RE: Yaron.Redirect.PUT

Right. This is definitely a mistake that needs to be fixed.
 
--Judy

-----Original Message-----
From: Yaron Goland [mailto:yarong@Exchange.Microsoft.com]
Sent: Friday, February 11, 2000 2:49 AM
To: 'w3c-dist-auth@w3.org'
Subject: Yaron.Redirect.PUT



The last sentence of the last paragraph of section 6.2 reads: "The result in
this case is that the reference resource is replaced by a non-reference
resource having the content submitted with the request."

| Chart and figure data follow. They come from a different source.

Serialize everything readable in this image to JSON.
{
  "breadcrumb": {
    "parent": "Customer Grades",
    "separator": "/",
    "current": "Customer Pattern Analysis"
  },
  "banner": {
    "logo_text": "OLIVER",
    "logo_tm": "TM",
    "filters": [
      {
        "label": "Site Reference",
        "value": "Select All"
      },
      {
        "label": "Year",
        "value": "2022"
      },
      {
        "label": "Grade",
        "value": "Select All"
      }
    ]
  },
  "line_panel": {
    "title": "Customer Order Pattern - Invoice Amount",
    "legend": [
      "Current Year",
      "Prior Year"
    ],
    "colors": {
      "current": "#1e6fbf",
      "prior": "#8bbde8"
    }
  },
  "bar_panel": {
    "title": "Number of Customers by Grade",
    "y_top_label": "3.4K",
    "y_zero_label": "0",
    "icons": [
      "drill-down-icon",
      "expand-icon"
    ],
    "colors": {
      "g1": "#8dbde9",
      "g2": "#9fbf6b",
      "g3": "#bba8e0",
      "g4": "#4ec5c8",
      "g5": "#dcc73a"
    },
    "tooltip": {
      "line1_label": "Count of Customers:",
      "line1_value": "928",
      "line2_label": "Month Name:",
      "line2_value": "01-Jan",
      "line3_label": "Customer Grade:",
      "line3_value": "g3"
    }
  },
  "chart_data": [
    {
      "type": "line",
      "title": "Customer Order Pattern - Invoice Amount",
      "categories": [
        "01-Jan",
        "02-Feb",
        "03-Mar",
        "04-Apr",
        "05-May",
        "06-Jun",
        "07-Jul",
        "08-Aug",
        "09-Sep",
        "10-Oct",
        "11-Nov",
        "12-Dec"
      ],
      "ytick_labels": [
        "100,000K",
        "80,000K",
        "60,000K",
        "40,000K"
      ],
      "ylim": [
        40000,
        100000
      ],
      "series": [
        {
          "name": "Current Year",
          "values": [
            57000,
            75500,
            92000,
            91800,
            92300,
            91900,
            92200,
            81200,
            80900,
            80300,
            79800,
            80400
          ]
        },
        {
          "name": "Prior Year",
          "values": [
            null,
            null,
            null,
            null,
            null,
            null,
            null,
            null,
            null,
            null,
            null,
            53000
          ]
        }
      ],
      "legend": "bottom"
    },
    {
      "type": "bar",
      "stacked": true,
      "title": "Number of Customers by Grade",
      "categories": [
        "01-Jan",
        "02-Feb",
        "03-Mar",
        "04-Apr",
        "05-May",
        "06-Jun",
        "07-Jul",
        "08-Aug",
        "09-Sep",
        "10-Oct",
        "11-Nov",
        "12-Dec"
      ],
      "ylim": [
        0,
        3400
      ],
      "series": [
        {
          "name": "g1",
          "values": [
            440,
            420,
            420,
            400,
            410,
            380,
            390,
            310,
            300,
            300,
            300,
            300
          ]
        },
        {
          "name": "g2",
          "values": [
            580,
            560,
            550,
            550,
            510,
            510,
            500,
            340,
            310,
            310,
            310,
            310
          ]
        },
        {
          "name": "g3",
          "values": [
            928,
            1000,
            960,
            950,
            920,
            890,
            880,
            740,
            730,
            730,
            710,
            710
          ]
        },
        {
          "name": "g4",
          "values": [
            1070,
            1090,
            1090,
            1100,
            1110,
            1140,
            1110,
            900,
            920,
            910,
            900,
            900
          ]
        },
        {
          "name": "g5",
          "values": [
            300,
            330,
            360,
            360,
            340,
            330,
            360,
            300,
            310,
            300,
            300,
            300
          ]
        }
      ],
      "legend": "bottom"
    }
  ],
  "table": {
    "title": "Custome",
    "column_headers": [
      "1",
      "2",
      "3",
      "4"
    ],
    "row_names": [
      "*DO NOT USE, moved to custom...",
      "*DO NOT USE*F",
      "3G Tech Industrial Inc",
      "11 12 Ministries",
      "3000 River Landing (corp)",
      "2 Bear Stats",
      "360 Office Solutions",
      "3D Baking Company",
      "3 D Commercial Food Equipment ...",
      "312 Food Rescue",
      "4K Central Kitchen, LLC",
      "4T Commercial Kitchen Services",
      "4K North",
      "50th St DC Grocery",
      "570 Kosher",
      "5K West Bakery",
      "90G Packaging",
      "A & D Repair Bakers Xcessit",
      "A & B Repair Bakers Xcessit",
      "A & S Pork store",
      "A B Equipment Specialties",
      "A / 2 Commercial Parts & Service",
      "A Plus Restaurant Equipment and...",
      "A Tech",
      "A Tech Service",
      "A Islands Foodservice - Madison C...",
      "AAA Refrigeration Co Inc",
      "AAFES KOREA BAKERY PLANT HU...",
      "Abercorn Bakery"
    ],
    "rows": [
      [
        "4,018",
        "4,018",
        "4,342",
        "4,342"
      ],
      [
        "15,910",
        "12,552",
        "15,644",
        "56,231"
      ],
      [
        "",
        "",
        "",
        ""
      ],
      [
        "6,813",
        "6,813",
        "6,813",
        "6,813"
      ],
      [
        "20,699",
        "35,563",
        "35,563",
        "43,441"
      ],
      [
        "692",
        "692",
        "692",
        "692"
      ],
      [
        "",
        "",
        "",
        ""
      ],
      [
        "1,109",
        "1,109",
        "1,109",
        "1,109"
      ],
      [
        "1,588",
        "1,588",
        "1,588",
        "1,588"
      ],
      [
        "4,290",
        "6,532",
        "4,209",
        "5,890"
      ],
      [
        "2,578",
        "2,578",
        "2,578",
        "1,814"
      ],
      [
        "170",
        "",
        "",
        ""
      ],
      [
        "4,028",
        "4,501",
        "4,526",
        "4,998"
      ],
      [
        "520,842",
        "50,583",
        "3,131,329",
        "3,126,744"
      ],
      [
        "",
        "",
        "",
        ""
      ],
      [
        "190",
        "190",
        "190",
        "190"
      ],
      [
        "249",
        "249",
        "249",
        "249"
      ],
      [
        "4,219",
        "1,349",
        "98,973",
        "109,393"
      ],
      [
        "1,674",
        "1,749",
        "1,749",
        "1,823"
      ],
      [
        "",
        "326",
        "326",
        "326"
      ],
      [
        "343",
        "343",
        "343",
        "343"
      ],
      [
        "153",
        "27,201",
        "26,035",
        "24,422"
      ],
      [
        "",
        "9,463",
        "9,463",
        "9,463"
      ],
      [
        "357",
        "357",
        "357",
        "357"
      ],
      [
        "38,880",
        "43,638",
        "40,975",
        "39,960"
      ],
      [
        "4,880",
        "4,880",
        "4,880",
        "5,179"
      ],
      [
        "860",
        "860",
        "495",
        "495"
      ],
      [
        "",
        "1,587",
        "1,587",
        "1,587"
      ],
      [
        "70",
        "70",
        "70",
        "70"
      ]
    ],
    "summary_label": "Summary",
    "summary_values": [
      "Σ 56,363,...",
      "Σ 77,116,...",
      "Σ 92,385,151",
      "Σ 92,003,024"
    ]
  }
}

If a Apply-To-Redirect-Ref PUT results in the reference resource being
replaced then the reference spec will have robbed its users of any mechanism
to specify the response to a Apply-To-Redirect-Ref GET. I can't find any
reason for requiring this behavior given that a Apply-To-Redirect-Ref DELETE
followed by a PUT can achieve the same result and still leave users the
ability to specify the results of a Apply-To-Redirect-Ref GET. As such I
move that this sentence be deleted.

BTW, the reason I suggest deleting the sentence rather than replacing it
with language specifying what happens when a PUT is applied is that there is
no requirement that a PUT set the GET result. For example, the user may do a
PUT with text/html and the server may choose to return it as text/plain. So
it is very difficult to precisely specify what the result of a PUT is. What
it is not, however, is a way to delete a resource. Otherwise it would make a
mockery of unique resource IDs. Imagine I create a document and want to
track it. What the document is created it is issued a resource ID that I
record. That way, even if the document is moved, I can find it through its
resource ID. If PUT worked as specified above then every time someone PUT to
the resource the old resource would be deleted and a new one would be
created with a new resource ID, so much for being able to track the
document. As such it is clear that a PUT should not cause an implied DELETE.